As a roofing industry professional, it is crucial for your firm to stay up-to-date with legislation that affects the operation of your business. This is especially important when related to safety standards put in place by OSHA, as roofing is considered a high-hazard industry.
One rule set to roll out by the end of 2015 is OSHA’s Improve Tracking of Workplace Injury and Illness. This new rule will have a major effect on record keeping within the roofing industry, so our NRCA OSHA lawyers have outlined how this new standard will change current regulations.
What is Improve Tracking of Workplace Injuries and Illnesses?
The Improve Tracking of Workplace Injuries and Illnesses will amend and expand current record keeping regulations under OSHA standard, Part 1904. Once the proposed rule goes into effect, employers will be required to electronically submit injury and illness logs, incident reports, and annual injury and illness summary reports: OSHA Form 300, OSHA Form 301, and OSHA Form 300A
How will the new regulation affect current record keeping regulations?
All businesses with 250 or more employees that are currently required to maintain injury and illness records will be required to electronically submit Form 300 and Form 301 to OSHA or an OSHA designee on a quarterly basis, and businesses with 20 or more employees in designated high-hazard industries will be required to electronically submit Form 300A annually. The electronic submission of Form 300A will take the place of OSHA’s annual injury and illness survey.
In addition to the new reporting requirements, OSHA’s Improve Tracking of Workplace Injuries and Illnesses standard will also allow the agency to make injury and illness reports available to the public online. Employee information will be hidden, but individual accident history reports, along with employer information will be made available.
Why is OSHA Updating Reporting Requirements?
According to OSHA, the electronic submission requirements will give the organization timely access to injury and illness reports to better analyze, track, and eliminate workplace hazards.
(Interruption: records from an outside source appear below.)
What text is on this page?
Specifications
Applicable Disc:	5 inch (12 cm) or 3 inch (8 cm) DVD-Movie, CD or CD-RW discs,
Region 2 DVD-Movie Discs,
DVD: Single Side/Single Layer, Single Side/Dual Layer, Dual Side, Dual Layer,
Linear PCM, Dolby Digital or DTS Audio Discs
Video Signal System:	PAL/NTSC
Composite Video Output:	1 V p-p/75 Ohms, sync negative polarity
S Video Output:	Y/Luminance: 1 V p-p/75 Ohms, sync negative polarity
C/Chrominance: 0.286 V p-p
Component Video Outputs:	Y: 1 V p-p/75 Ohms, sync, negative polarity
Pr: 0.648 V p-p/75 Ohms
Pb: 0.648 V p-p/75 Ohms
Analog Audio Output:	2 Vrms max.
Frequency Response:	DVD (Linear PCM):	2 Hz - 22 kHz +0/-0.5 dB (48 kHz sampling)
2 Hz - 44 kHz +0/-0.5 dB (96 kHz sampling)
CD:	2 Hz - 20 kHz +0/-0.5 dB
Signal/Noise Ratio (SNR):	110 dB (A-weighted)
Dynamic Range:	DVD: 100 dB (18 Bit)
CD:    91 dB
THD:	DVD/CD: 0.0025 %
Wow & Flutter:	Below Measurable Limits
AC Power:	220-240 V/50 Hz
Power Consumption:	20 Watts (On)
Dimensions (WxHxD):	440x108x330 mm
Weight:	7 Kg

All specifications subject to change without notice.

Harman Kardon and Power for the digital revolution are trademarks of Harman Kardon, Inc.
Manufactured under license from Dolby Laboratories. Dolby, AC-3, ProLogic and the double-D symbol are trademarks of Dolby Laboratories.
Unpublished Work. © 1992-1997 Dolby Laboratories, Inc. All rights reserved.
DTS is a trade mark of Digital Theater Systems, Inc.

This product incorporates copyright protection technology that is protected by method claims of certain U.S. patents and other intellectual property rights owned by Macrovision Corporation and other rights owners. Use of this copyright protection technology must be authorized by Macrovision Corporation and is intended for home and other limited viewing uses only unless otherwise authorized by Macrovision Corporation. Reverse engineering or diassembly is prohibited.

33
The organization also stated that they believe with logs being made public, employers will be more likely to improve workplace safety and eliminate hazards.
The final rule of the new regulation is set for September 2015. Our NRCA legal experts are keeping a close eye on the developments of this new requirement in order to protect our roofing and construction clients against OSHA violations.
Disclaimer: The information contained in this article is for general educational information only. This information does not constitute legal advice, is not intended to constitute legal advice, nor should it be relied upon as legal advice for your specific factual pattern or situation.